Now let’s continue to issues Four to Six.
4. Role Confusion. Everyone naturally worries who will cover what the Executive Director has been doing. So what might happen? Any or all of these:
• The Chair starts getting overly involved with operational management then finds it hard to step back;
• No one covers and the work piles up, with deadlines unmet for critical items such as grant submissions and reports;
• Someone on staff sees a vacuum and fills the void, often overstepping their authority and working above their skill set;
• Some of the staff members continue to take direction from a fired executive (I’ve really seen this happen!);
• Partner organizations and funders have no idea who is in charge, and get worried.

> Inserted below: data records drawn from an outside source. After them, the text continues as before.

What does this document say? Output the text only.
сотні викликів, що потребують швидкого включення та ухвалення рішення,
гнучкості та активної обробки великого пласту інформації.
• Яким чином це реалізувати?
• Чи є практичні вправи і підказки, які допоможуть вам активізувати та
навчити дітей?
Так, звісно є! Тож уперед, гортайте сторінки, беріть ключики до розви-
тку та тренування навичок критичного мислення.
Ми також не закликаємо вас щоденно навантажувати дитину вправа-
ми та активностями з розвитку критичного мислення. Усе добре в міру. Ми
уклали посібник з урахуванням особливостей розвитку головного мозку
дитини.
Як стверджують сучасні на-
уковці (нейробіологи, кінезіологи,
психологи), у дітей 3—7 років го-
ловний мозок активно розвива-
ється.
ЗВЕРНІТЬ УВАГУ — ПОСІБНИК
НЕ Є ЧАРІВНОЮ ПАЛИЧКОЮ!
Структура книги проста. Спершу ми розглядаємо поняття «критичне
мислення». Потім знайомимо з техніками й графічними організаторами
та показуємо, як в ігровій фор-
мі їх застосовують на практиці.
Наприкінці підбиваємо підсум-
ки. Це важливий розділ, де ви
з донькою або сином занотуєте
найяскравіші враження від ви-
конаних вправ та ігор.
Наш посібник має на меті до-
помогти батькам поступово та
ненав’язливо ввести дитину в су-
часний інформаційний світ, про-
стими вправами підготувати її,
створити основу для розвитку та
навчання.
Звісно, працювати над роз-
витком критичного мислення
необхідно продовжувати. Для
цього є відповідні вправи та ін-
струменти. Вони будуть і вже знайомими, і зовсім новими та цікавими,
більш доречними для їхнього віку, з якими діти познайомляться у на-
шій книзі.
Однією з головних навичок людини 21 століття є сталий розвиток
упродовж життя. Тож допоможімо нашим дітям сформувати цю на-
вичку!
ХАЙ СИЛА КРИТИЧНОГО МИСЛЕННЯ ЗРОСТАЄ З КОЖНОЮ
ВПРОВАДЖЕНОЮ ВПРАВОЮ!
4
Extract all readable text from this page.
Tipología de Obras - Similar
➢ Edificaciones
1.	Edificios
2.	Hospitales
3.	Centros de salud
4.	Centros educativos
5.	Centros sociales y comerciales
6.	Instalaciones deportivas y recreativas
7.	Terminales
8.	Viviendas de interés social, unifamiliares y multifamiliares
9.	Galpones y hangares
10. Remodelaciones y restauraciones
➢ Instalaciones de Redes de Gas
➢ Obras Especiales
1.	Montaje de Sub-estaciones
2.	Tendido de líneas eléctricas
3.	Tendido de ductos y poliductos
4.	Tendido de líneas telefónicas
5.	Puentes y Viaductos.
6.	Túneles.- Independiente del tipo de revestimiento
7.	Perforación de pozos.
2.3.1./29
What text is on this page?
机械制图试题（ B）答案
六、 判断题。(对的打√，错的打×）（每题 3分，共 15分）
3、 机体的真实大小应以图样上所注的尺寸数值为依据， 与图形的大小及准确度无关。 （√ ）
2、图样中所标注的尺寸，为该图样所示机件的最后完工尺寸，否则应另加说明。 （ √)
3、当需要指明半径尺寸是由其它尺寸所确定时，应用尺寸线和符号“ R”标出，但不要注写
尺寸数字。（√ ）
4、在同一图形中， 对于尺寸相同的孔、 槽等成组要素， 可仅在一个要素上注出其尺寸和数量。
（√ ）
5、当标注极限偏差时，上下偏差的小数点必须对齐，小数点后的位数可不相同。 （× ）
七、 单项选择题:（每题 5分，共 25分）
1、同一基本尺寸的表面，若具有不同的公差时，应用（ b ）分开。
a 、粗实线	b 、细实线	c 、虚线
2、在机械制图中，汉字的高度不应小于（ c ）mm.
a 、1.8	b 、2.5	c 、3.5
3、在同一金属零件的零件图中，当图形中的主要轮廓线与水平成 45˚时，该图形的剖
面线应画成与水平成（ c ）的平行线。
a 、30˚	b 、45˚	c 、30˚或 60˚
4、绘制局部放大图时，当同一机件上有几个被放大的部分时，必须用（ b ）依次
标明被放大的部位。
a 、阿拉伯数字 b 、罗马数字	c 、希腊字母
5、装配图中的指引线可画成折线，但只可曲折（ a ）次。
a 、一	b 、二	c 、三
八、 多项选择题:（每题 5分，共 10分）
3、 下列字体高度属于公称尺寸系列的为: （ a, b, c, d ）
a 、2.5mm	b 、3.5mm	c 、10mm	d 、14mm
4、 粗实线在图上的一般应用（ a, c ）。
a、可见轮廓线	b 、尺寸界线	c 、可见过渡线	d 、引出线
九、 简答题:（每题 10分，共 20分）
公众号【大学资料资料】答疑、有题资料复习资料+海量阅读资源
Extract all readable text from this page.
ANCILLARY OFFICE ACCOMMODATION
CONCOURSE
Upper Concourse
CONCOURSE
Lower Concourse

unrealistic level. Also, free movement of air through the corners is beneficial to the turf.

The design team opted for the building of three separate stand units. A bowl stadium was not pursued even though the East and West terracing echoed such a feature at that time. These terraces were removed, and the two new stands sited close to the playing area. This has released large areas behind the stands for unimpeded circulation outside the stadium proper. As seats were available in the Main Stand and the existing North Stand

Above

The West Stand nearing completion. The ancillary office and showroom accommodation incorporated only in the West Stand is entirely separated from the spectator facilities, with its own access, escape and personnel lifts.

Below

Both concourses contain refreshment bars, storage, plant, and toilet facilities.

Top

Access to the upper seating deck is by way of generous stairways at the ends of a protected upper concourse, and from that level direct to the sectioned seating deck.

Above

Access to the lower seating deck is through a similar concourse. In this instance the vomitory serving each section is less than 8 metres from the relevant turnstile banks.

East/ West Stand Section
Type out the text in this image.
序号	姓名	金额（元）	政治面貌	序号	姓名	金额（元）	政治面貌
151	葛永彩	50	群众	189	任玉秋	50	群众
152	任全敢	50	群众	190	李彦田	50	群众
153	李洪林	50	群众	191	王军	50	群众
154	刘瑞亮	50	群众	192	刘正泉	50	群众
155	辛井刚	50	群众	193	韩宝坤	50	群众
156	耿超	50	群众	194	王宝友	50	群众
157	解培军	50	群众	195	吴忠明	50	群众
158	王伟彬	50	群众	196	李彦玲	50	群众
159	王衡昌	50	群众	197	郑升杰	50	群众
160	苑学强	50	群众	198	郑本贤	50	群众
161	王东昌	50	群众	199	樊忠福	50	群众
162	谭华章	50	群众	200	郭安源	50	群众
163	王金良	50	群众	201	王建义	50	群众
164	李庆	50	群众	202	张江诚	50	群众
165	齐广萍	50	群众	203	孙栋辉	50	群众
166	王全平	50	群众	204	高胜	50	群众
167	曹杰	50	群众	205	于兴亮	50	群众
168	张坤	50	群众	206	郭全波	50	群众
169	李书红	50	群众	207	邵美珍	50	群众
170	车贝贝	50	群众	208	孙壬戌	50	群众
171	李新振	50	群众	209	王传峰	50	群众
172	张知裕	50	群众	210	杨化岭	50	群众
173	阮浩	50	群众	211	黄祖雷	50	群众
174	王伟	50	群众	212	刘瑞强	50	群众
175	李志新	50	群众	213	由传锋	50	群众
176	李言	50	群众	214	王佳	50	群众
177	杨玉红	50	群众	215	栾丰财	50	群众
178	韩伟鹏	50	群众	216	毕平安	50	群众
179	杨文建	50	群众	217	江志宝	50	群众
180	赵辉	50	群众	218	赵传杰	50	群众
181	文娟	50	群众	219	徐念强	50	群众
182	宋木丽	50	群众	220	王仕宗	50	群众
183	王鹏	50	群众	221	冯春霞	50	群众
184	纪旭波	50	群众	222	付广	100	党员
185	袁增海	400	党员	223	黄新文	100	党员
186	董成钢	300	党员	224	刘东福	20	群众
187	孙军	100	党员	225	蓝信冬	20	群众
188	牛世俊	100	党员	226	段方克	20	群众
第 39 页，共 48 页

Amazingly, services to clients are usually continued well despite all this, but with great extra stress on program staff. Ask, “What can my board do to minimize that stress?
Tip: Ask the Executive Director to document how work is handled during more routine absences such as vacations. Ensure the acting person has expectations in writing, including which types of work can wait a few weeks. Have any transfer of delegated authority confirmed with the Board.
5. Bad Choices for an Interim Executive. It takes a special kind of person to be a good interim executive. What would you be looking for?
• For an outsider, experience running nonprofits of a similar scope. An interim role is not the right time for a long learning curve. Government, academic and corporate experience usually don’t cut it, unless the person has also been quite involved with leadership volunteering;
• Ability to learn fast, whether it’s the role or the organization and sector. Learning fast requires two main skills – asking really good questions and listening carefully;
• For an insider, a commitment to having the organization in great shape for the next leader. (I’ve seen one case where an internal promotion to interim executive went to someone who had already accepted another job – without telling the board – with the departed leader. The organizations were in somewhat of a power struggle, and the interim person did such harm during the interim role that it appeared malevolent. The permanent hire spent six months undoing the damage!).
Boards can have a great discussion around “What are our expectations of someone who covers for six months?”
Tip: Anticipate the need to clarify the Board’s expectations during the interviews.
6. Success is impossible. Some directors will not be satisfied with ANY new executive, because of one or more of the following:
• The departing executive was loved, perfect and no one could ever live up to his or her standards. Any attempt to do things differently, however minor or however critical to organizational survival, is dishonouring to the memory of our beloved founder;
• At the end of one month, the new hire does not know everything about the organization that the former executive knew at the end of ten years;
• At the end of one month, the new hire does not have all the executive skills and community contacts as fully developed as the former executive did at the end of ten years;
• The new person is not God, or Superman, Wonder Woman or a doppelganger of the one who came before.
Tip: Compare the new hire to what the former executive was like at the start, not the end, of their service. And remember, the former executive would have kept changing and improving processes too; nothing can stay still.
I hope the ideas in this blog help make your next executive transition fully successful.